The requirement for pouring out shirayim is mentioned in the Torah explicitly when teaching about the various chatat offerings. The Gemara (37a) provides two sources that this law applies to all korbanot (according to Rashi). The first is “…and the blood of your korban will be poured…” (Devarim 12:27) which discusses the korban Olah. The second source is that from the superfluous reference to be’dam in the pasuk discussing to chatat ha’of (Vayikra 5:9). Indeed, we find that there is a reference to shirayim for the korban Tamid in Mishnah Tamid (4:1). That being the case, why is the mention of shirayim absent from the other korbanot in our perek?
The Raavad (Tamid 3, s.v. Shiyarei) cites his teacher R’ Efrayim that learns that really no other korban had the requirement of pouring the shirayim at the based. The Gemara above was not referring to the source of pouring the shirayim at the base, but rather that requirement that the blood be cast on the mitzbeach on the corners where the yesod (base) protrudes. The Raavad is not sure however how R’ Efrayim would explain the Mishnah in Tamid that refers to the shirayim for the korban tamid –an olah offering. He suggests that perhaps korban tamid was different to the other olah offerings.
The Tosfot (53b, s.v. HaOlah) cites two answers. R”R Moshe MiPontiza takes a practical approach. Since for an olah, the blood is cast from a utensil it is possible that there will be nothing left. For a chatat however, the kohen places the blood on the mitzbeach using his finger so there will definitely be blood remaining.
The Gra (Meorot Ha”Gra) adds that this is not just a practical approach. He understands, based on Rashi, that for an olah there is not even a mitzvah of ideally leaving some shirayim to pour away at the base. For a chatat however, there is a mitzvah have some shirayim to fulfil the mitzvah of pouring at the base of the mizbeach.
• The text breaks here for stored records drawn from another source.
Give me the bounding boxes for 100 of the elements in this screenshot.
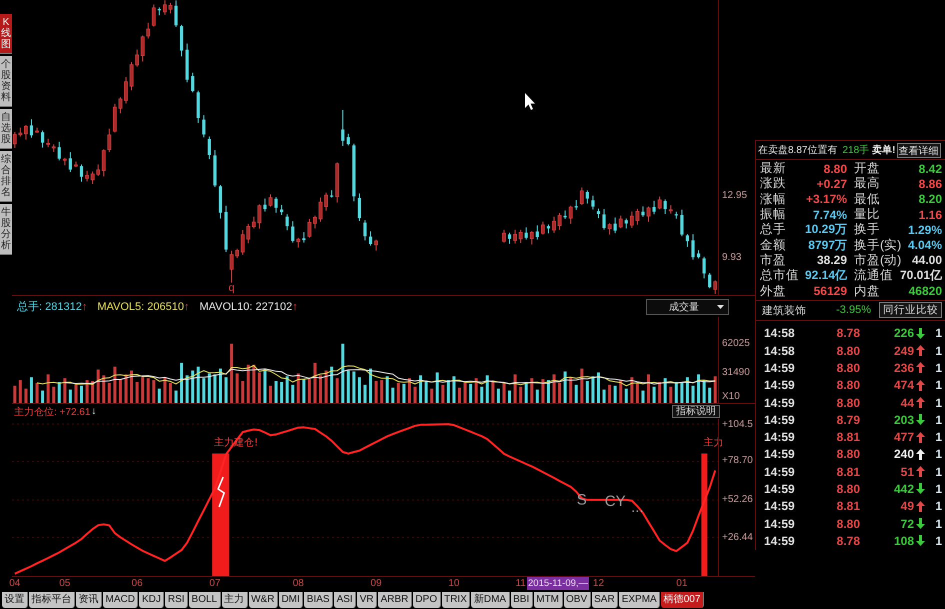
side-tab[interactable]: 个股资料 [0,56,12,107]
falling-candle [40,130,44,148]
rising-candle [313,215,317,229]
falling-candle [352,143,356,202]
indicator-reading: 主力仓位: +72.61 [14,406,90,418]
trend-arrow: ↑ [292,300,298,312]
indicator-tab[interactable]: TRIX [442,592,470,608]
indicator-tab[interactable]: 资讯 [76,592,102,608]
trend-arrow: ↑ [184,300,190,312]
price-axis-label: 9.93 [722,252,742,264]
tick-time: 14:59 [764,499,796,514]
tick-cell-text: 1 [935,482,943,496]
tick-price: 8.78 [836,534,860,548]
indicator-tab[interactable]: MACD [103,592,138,608]
indicator-tab[interactable]: W&R [248,592,278,608]
indicator-tab[interactable]: SAR [592,592,618,608]
indicator-tab[interactable]: BBI [510,592,533,608]
quote-label: 涨跌 [760,175,786,192]
x-tick-label: 09 [370,578,382,590]
indicator-tab[interactable]: BOLL [189,592,221,608]
quote-value: 8.20 [918,192,942,206]
falling-candle [68,152,72,173]
y-tick-label: +104.5 [722,419,753,431]
trend-arrow: ↓ [91,406,96,417]
falling-candle [186,43,189,83]
view-details-button[interactable]: 查看详细 [896,142,940,158]
x-tick-label: 12 [592,578,604,590]
order-notice-suffix: 卖单! [872,144,896,157]
tick-price: 8.81 [836,464,860,479]
tick-time: 14:59 [764,396,796,410]
quote-label: 量比 [854,206,880,222]
quote-value: 46820 [908,284,942,298]
side-tab[interactable]: 牛股分析 [0,204,12,255]
quote-label: 总手 [760,221,786,238]
rising-candle [335,162,340,203]
tick-time: 14:59 [764,534,796,548]
indicator-tab[interactable]: 设置 [2,592,28,608]
indicator-tab[interactable]: ARBR [378,592,412,608]
indicator-tab[interactable]: DPO [412,592,441,608]
x-tick-label: 06 [132,578,143,590]
order-volume: 218手 [842,144,870,157]
signal-label: 主力建仓! [214,437,258,448]
volume-unit-label: X10 [722,391,740,403]
indicator-tab[interactable]: RSI [165,592,188,608]
rising-candle [530,230,534,245]
x-tick-label: 05 [59,578,70,590]
indicator-tab[interactable]: KDJ [139,592,164,608]
indicator-tab[interactable]: VR [357,592,378,608]
quote-label: 最高 [854,175,880,192]
quote-value: 7.74% [812,208,847,222]
falling-candle [30,118,34,138]
rising-candle [630,211,634,228]
quote-value: 1.16 [918,208,942,222]
tick-price: 8.80 [836,516,860,531]
quote-label: 内盘 [854,282,880,300]
rising-candle [35,127,39,134]
indicator-tab[interactable]: DMI [278,592,304,608]
indicator-dropdown[interactable]: 成交量 [646,298,729,314]
indicator-help-button[interactable]: 指标说明 [672,405,720,418]
tick-time: 14:59 [764,482,796,496]
indicator-tab[interactable]: 主力 [222,592,248,608]
indicator-tab[interactable]: EXPMA [619,592,660,608]
industry-compare-button[interactable]: 同行业比较 [879,302,942,318]
quote-label: 换手 [854,221,880,238]
indicator-tab[interactable]: 新DMA [471,592,510,608]
quote-label: 市盈 [760,252,786,268]
side-tab[interactable]: 自选股 [0,109,12,149]
side-tab[interactable]: 综合排名 [0,151,12,202]
rising-candle [658,196,662,210]
quote-label: 最低 [854,190,880,208]
tick-volume: 49 [900,499,914,514]
falling-candle [624,218,628,229]
side-tab[interactable]: K线图 [0,14,12,54]
y-tick-label: +26.44 [722,532,753,544]
tick-cell-text: 1 [935,360,943,375]
falling-candle [224,205,228,253]
falling-candle [524,226,528,240]
x-tick-label: 07 [209,578,220,590]
quote-value: 70.01亿 [900,267,942,284]
indicator-tab[interactable]: MTM [534,592,563,608]
rising-candle [74,161,78,168]
tick-time: 14:59 [764,464,796,479]
tick-volume: 477 [892,430,914,444]
falling-candle [641,206,645,218]
indicator-tab[interactable]: ASI [334,592,356,608]
falling-candle [686,234,690,248]
indicator-tab[interactable]: OBV [564,592,591,608]
rising-candle [324,192,328,212]
indicator-tab[interactable]: BIAS [304,592,334,608]
indicator-tab[interactable]: 指标平台 [29,592,75,608]
indicator-tab[interactable]: 柄德007 [661,592,704,608]
rising-candle [168,2,172,14]
falling-candle [564,210,567,220]
falling-candle [218,184,222,220]
rising-candle [668,204,673,214]
caret-icon [717,304,724,308]
rising-candle [552,216,556,234]
falling-candle [368,230,372,246]
rising-candle [618,215,623,229]
falling-candle [302,232,306,244]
Sefat Emet draws a similar conclusion from Rashi, yet notes that it appears that the Rambam does not agree. He continues that for bechor, maaser and pesach korbanot the Rambam makes not mentions of shirayim. The Raavad explains that for these korbanot one pouring was performed for the placement of the blood and therefore no additional pouring of shirayim was needed. The Sefat Emet suggests that if we learn from the first source above, these korbanot must not be included in the term “your korban”. Yet based on the second pasuk there should be no distinction between korbanot. Indeed he cites the Tosfot (52b) that requires pouring the shirayim for these korbanot as well.
R”R Yaakov Mi’Orleans, the second answer brought in the Tosfot, explains that there was legal reason. There were two holes near the south-western corner of the mizbeach. While the shirayim for all the other korbanot were poured down the southern hole, for the chatat offering, it would be depend on the type. Consequently the shayim were mentioned for the chatat offerings so their locations would be stated explicitly. The Sefat Emet adds in this manner, that it was also needed to reject the opinion that the shirayim of all sin offerings were poured down the western hole.